We have developed an NGS-based 124-plex panel of microhaplotypes. Mixture experiments showed that the microhaplotypes are superior to STRs in forensic mixture analysis because they avoid not only interference by stutters, but also the dropout of minor contributor alleles. The DNA of 256 Chinese Han individuals was sequenced with the 124-plex panel. The estimated forensic parameters showed that the 20 microhaplotype loci with the highest Ae values in the 124-plex panel were as efficient as STRs in the identification of individuals, and that CMP for 106 microhaplotypes was 5.23 × 10−66. These data demonstrate that the 124-plex microhaplotype panel provides an additional tool for forensic applications.

Materials and Methods

DNA samples

Blood samples were collected from unrelated Han Chinese individuals.

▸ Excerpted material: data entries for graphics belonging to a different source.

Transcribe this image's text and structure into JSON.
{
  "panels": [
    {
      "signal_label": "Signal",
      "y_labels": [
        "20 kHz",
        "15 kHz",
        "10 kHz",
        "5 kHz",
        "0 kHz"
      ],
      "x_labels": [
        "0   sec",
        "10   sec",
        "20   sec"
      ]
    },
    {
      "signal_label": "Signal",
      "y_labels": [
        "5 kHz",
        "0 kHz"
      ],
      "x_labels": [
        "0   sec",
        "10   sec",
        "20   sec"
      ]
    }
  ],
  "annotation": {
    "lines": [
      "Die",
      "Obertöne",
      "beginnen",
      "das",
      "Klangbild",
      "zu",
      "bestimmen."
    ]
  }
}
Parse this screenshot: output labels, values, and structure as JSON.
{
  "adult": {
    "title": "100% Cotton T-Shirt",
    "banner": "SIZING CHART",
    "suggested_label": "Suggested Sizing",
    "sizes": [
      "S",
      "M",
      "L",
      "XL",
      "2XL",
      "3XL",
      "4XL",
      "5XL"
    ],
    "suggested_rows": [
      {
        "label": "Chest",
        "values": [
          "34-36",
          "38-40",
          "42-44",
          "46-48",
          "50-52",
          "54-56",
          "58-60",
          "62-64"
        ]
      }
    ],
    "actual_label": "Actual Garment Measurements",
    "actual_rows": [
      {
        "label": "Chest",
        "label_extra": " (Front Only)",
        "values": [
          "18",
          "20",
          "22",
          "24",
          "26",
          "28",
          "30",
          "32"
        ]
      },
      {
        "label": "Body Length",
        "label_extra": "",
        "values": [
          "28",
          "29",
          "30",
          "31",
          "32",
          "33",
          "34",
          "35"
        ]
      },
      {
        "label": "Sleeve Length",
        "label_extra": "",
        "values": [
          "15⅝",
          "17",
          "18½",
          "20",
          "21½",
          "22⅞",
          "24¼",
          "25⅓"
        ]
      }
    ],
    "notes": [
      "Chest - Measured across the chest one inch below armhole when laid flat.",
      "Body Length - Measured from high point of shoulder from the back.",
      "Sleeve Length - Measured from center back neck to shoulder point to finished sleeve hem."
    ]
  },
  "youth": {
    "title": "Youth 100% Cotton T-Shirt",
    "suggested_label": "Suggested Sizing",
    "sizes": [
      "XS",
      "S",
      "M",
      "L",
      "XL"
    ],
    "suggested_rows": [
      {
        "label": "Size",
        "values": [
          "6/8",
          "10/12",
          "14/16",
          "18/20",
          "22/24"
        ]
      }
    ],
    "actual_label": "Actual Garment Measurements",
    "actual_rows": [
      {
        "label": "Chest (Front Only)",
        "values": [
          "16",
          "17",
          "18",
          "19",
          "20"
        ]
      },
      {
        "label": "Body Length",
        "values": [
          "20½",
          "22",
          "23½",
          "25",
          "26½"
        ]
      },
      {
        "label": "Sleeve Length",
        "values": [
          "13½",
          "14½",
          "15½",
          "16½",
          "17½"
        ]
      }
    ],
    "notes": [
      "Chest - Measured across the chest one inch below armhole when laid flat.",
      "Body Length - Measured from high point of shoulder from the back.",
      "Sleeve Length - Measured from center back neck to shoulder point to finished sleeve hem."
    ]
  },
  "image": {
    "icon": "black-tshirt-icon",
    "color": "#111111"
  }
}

Written informed consent was given by the blood donors and this work was approved by the Ethical Review Board of the Institute of Forensic Science, Ministry of Public Security of China (Beijing, China). All methods were performed in accordance with the relevant guidelines and regulations. DNA was extracted with the MagAttract M48 DNA Manual Kit (Qiagen, Limburg, Germany), according to the manufacturer’s guidelines. The extracted DNA samples were quantified with the Qubit dsDNA HS Assay Kit (Thermo Fisher Scientific, Waltham, MA, USA) on a Qubit fluorometer (Thermo Fisher Scientific).

The female genomic DNA standard 9947 A (Promega, Madison, WI, USA) was used in the sensitivity assays. Massive parallel sequencing was performed on a dilution series of genomic samples (1.0, 0.5, 0.2, or 0.1 ng). For the mixture experiments, standard genomic DNAs 9947 A and 2800 M (Promega) were mixed in ratios of 1:1, 1:3, 1:6, 1:9 and 1:19, to a total amount of 1.0 ng.

Multiplex amplification

Primers were designed for the 130 microhaplotype loci reported by Kidd et al.8 with the Primer Premier 5.0 software30. After repeated optimization of the primer sequences and the PCR conditions, 124 microhaplotypes were successfully multiplexed in a single reaction system (Table 1). The PCRs were performed in a total volume of 20 μL containing 20 mM Tris-HCl (pH 8.3), 50 mM KCl, 1.6 mM MgCl2, 0.8 mg/ml bovine serum albumin, 0.2% (v/v) Tween 20, 3.2% (v/v) glycerol, 0.02% (w/v) NaN3, 200 mM each dNTP, 2 U of Taq DNA polymerase (Roche, Basel, Swiss), primer pairs (concentrations indicated in Table 1), and 1 ng of template DNA. The PCR conditions were 95 °C for 11 min, followed by 28 cycles of 30 s at 94 °C, 2 min at 60 °C, and 1 min at 72 °C, with a final elongation step at 60 °C for 60 min.

Library preparation and sequencing

The PCR products were purified with the QIAquick 96 PCR Purification Kit (Qiagen) and the TruSeq DNA PCR-Free HT Kit (Illumina, San Diego, CA, USA) and used for library preparation, according to the manufacturer’s guidelines. The libraries were sequenced on a MiSeq FGx platform (Illumina) using the Miseq Reagent Kit v2 (Illumina), with a read length of 250 bases.

Data analysis

FASTQ data were generated with the Miseq FGx Control Software 1.0.15.0 (Illumina). The MHTyper software31 was employed for microhaplotype allele calling, with the sequencing depth threshold set at 30 reads. The Hg19 human genome was used as the reference sequence. The allele frequencies and forensic statistical parameters (match probability, MP; power of discrimination, PD; power of exclusion, PE; typical paternity index, TPI) were calculated with Modified-PowerStat spreadsheet 1.232. Arlequin 3.533 was used to calculate the observed heterozygosity, expected heterozygosity, Hardy–Weinberg equilibrium, and linkage disequilibrium (LD). The effective number of alleles (Ae) was calculated with the formula described in a previous publication3.

CE-based STR genotyping

The GlobalFiler® Kit (Thermo Fisher Scientific) was used for CE-based STR genotyping, according to the manufacturer’s recommendations. An aliquot of PCR product (1 µL) was added to 10 µL of deionized formamide (Thermo Fisher Scientific) containing the internal size standards. All samples were separated on a 3500XL Genetic Analyzer (Thermo Fisher Scientific) using POP™-4 Polymer (Thermo Fisher Scientific) and a 36 cm capillary array (Thermo Fisher Scientific). The GeneMapper® ID-X software v4.0 (Thermo Fisher Scientific) was used for fragment sizing and allele calling.